While this is not the time for widespread panic, it is a time to prepare. I would encourage my fellow Christians who are serious about their faith to think about getting a handgun carry permit. I have always believed that it is better to have a gun and not need it than to need a gun and not have it.
Our enemies are armed. We must do likewise.
Credit: liberalbias.com
I’m not exactly sure what being serious about the faith has to do with self-protection, but is it really better for believers, who may or may not be trained well enough to effectively use them, to have concealed weapons and then, if the situation arises and while others are doing the same, pull out their guns and proceed to take matters into their own hands?
Also, doesn’t Jesus say a thing or two about nonviolence and loving your enemies? I’m pretty sure retaliation and in-kind violence didn’t make it into the Beatitudes. Does “Blessed are the peacemakers, for they will be called children of God” ring a bell? Guess not.
I wonder how Ramsey and people who support the unholy union of guns and faith might rectify themselves with passages like Matthew 6:25-27:
Therefore I tell you, do not worry about your life, what you will eat or drink; or about your body, what you will wear. Is not life more than food, and the body more than clothes? Look at the birds of the air; they do not sow or reap or store away in barns, and yet your heavenly Father feeds them. Are you not much more valuable than they? Can any one of you by worrying add a single hour to your life?
and Luke 6:27-36:
But I tell you who hear me: Love your enemies, do good to those who hate you, bless those who curse you, pray for those who mistreat you. If someone strikes you on one cheek, turn to him the other also. If someone takes your cloak, do not stop him from taking your tunic. Give to everyone who asks you, and if anyone takes what belongs to you, do not demand it back. Do to others as you would have them do to you.
In any case, doesn’t it show a supreme lack of faith that believers don’t trust their god enough, or at all, to protect them from would-be shooters in the unlikely event of a crisis?
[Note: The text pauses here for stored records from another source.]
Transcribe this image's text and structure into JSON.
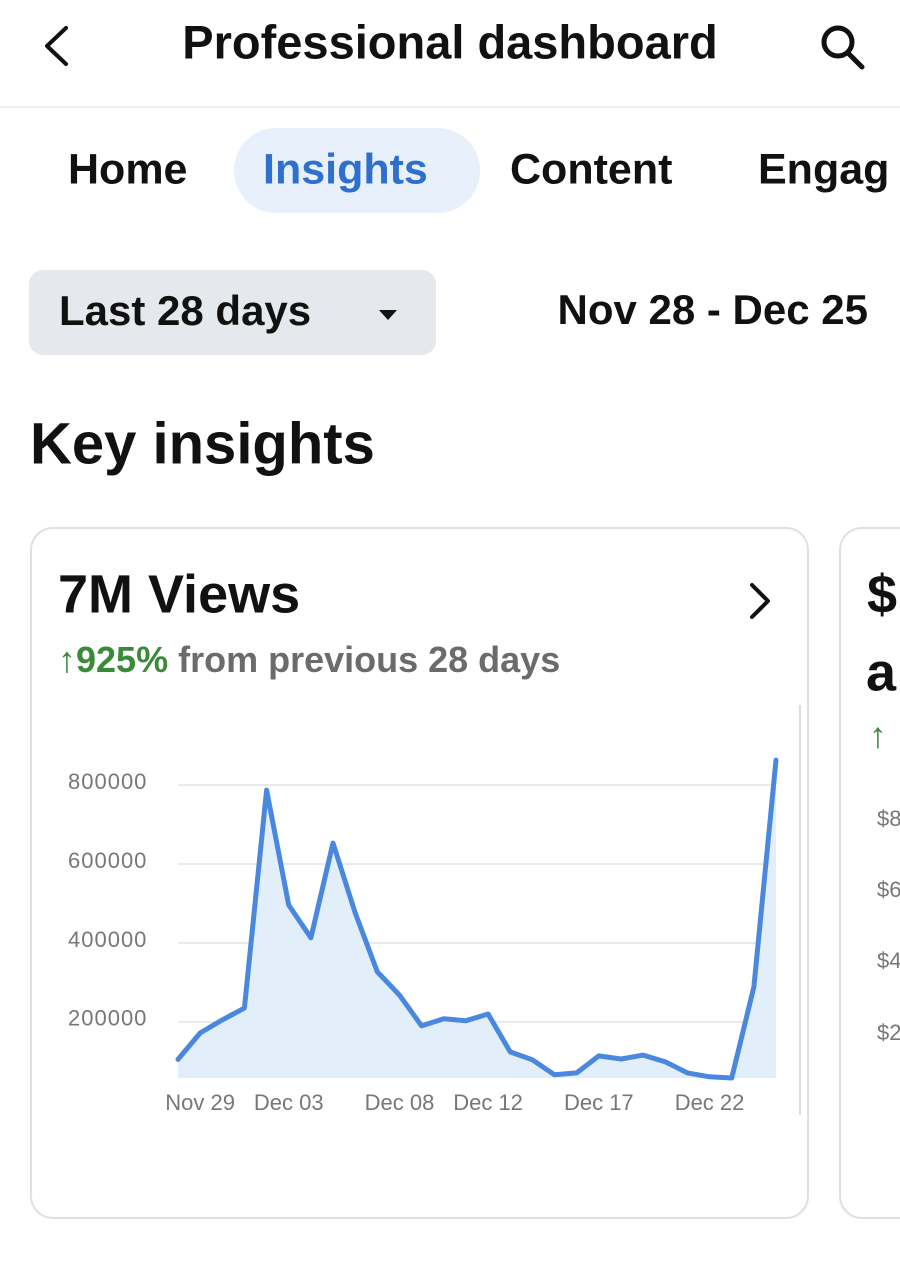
{
  "header": {
    "title": "Professional dashboard"
  },
  "tabs": [
    "Home",
    "Insights",
    "Content",
    "Engag"
  ],
  "filter": {
    "range": "Last 28 days",
    "dates": "Nov 28 - Dec 25"
  },
  "section_title": "Key insights",
  "card": {
    "title": "7M Views",
    "change": "↑925%",
    "change_note": "from previous 28 days"
  },
  "chart_data": {
    "type": "area",
    "categories": [
      null,
      "Nov 29",
      null,
      null,
      null,
      "Dec 03",
      null,
      null,
      null,
      null,
      "Dec 08",
      null,
      null,
      null,
      "Dec 12",
      null,
      null,
      null,
      null,
      "Dec 17",
      null,
      null,
      null,
      null,
      "Dec 22",
      null,
      null,
      null
    ],
    "values": [
      105000,
      172000,
      205000,
      235000,
      787000,
      496000,
      413000,
      653000,
      476000,
      327000,
      268000,
      190000,
      208000,
      203000,
      220000,
      124000,
      104000,
      66000,
      71000,
      114000,
      106000,
      116000,
      99000,
      71000,
      61000,
      58000,
      289000,
      863000
    ],
    "color": "#4a88e0",
    "fill": "#e3eefb",
    "ylim": [
      58000,
      1000000
    ],
    "yticks": [
      200000,
      400000,
      600000,
      800000
    ],
    "grid": true
  },
  "next_card": {
    "title_lines": [
      "$",
      "a"
    ],
    "change": "↑",
    "tick_labels": [
      "$8",
      "$6",
      "$4",
      "$2"
    ]
  }
}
If their faith was really strong, a) why would they be worried about the possibility of their god allowing them into a situation where their lives could be in danger and b) why would they be fearful of losing their lives in the first place if the ultimate prize was heaven? The answer to both of these is that the lion’s share of believers don’t actually have true faith that compelled people like the Sept. 11 attackers and other terrorists to hurl themselves into buildings and strap bombs to their chests on the promise of reward in the ever-after. In fact, Christians know, somewhere deep down, that they actually aren’t protected, just like the nine people in Oregon weren’t protected, just like the devout believers’ children in Newtown, Conn., weren’t protected, just like students killed at Columbine weren’t protected, just like Christians who lost their lives in 9/11 — to fanatical supporters of a competing religion, no less — weren’t protected by the god of the Bible, just like …
They know, at bottom, that there is no spiritual savior from tragedy in this carnal life, that wonderworking soul-force is impotent and that physical force for protection is the only force that matters. So, they advocate for more guns and dishonestly wrap it up in a banner of faith. Whatever that might say about them, it says very little about the teachings of Jesus of Nazareth.
These guys are working hard for the prosperity gospel, and working especially hard to ignore the many passages in the New Testament that speak against storing up treasures on earth.